If you're checking the temperature, clip the thermometer to the side of the pan and check the temperature as you're heating the mixture. The setting point for jam is 220F (105C), once it reaches this temperature, you can be sure that it's done.
If you don’t have a thermometer, you can do a ‘wrinkle test’. Whilst your marmalade is cooking, place a small plate in the freezer. When the marmalade has boiled, take the pan off the heat and spoon a little dollop onto the cold plate. Return it to the freezer for 2 minutes, then remove the plate and push the dollop of marmalade with your finger.

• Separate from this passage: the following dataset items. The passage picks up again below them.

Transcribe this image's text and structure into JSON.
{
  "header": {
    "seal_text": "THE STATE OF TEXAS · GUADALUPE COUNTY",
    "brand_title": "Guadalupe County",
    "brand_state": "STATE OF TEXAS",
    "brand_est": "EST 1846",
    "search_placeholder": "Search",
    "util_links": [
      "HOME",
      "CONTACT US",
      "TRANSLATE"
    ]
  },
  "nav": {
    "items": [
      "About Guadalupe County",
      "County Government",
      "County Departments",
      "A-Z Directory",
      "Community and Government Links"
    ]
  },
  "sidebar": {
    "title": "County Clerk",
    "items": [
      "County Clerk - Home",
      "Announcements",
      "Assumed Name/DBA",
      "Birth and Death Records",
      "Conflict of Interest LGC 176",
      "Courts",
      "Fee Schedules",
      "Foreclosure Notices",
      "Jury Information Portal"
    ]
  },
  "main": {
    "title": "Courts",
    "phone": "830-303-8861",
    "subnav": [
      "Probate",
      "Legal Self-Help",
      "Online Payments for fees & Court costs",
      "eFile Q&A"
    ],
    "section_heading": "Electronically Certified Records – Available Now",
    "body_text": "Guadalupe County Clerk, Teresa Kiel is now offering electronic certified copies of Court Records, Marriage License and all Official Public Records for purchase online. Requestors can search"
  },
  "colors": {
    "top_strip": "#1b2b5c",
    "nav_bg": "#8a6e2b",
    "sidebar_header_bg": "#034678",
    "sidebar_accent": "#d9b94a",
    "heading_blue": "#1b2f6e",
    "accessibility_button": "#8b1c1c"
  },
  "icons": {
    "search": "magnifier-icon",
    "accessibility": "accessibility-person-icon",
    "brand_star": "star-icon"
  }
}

If the surface wrinkles then it is good to go. If it is still quite runny, put the pan back on the heat and boil for another 3 to 5 minutes before testing again.
When you’re sure that the jam has reached setting point, remove it from the heat and add the orange zest. Stir through.
Spoon the marmalade into four sterilised jars (for instructions on how to sterilise jars, please see the notes below) about 1/4-inch (1/2 cm) from the top. Take care not to get any of the marmalade on the rim of the jars, this could ruin all your sterilising efforts!
Screw the lids on tightly whilst still hot, this will help create a vacuum, and allow to cool completely at room temperature.
Be sure to label them, and tie a bow around the lid, or top with a bit of fabric before gifting. These should keep well, stored in a cool, dry place for up to 6 months.
To sterilize jars:
Preheat oven to 375F (180C).
Wash jars and lids in hot soapy water, but don’t dry them. Place upside down on a roasting tray whilst still wet.
‘Bake’ the tray of jars and lids in a preheated oven at 375F (180C) for about 15 mins.
Carefully spoon the hot preserves into the hot jars.